Oasis were one of the first groups to have a DVD release as a single format
"It's not been a steady decline since then - it's been quite a sharp decline over the last couple of years.
"It's not at crisis point, but obviously the single is a very important format in this country.
"It's a way of getting kids interested in going out and buying records.
"Certainly the record companies and the retailers in this country are very interested in seeing it continue and seeing it thrive."
Mr Gillespie also pointed out that other countries had either combined sales with airplay to get a listing or abandoned sales-based charts altogether.
"A lot of countries don't sell singles anymore, or their singles market is marginalised," he stated.

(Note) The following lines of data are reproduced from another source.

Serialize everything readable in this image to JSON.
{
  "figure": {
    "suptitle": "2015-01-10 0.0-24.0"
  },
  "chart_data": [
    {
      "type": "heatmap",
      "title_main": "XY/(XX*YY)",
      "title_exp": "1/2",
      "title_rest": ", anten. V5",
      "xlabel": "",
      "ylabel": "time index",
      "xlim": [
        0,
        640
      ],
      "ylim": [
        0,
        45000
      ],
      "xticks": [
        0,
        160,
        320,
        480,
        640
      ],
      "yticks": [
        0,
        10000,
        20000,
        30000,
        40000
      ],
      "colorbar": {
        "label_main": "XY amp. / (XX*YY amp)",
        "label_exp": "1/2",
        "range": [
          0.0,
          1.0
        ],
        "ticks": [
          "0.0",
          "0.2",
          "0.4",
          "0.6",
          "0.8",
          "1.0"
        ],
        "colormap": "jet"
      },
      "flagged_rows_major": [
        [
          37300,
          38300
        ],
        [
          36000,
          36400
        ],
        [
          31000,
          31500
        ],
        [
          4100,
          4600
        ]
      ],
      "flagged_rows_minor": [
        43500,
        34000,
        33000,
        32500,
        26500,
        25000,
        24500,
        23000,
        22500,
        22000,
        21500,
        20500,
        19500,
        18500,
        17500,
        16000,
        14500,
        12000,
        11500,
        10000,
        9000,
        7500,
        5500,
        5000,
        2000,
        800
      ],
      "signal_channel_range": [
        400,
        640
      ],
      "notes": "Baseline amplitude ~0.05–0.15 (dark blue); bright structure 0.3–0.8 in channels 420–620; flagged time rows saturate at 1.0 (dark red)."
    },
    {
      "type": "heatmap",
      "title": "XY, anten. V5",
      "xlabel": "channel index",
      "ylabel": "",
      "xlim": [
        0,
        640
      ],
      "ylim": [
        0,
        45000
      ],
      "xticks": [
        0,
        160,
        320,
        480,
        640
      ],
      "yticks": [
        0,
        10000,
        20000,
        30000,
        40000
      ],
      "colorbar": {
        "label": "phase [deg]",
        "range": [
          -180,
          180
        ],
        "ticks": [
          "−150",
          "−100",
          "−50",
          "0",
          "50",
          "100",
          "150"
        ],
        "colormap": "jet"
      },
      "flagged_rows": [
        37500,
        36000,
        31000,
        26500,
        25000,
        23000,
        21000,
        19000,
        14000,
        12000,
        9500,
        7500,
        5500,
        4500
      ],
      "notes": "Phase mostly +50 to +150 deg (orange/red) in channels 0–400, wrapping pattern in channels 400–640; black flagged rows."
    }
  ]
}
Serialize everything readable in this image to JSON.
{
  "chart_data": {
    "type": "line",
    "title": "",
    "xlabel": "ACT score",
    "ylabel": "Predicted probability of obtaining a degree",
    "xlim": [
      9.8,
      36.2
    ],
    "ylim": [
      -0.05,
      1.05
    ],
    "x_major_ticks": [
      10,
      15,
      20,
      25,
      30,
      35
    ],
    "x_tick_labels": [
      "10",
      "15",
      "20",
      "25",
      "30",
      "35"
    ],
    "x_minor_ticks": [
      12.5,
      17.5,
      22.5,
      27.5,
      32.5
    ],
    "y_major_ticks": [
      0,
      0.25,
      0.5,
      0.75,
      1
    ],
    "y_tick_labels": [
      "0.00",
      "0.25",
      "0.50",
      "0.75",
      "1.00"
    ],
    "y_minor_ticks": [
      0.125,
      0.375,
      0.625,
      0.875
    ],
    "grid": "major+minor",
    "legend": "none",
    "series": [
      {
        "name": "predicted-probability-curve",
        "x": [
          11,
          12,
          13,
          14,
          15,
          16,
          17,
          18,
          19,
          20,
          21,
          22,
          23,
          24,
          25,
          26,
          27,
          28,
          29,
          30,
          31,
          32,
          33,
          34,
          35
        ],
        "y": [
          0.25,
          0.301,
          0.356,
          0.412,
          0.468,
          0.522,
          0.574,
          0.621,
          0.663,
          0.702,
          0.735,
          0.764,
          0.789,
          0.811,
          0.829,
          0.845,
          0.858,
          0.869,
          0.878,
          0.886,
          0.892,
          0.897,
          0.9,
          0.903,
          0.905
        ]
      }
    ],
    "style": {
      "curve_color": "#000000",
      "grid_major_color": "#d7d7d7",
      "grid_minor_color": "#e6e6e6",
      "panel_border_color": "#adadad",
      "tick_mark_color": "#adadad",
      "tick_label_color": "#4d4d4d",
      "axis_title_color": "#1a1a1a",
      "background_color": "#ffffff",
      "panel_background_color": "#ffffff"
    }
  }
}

"In America four or five years ago, they noticed that singles sales were declining, and there was a bit of a knee-jerk reaction which meant that the Billboard charts are now 75% airplay and just 25% sales.
"A lot of singles that get to number one haven't been released on single, or if they have it's been a very specialised club release."
This was something that most in the UK were resisting, he said.
"No-one, it seems, wants airplay to be included in the charts.
"It takes the charts away from the people, the people who actually buy the records.
"We think that's still the best way to determine how popular a record is - by how many people are buying it.
"[Airplay] takes control away from those people and puts it into the hands of what would be five very powerful men, and they would be the people who decide the playlists for the UK radio industry."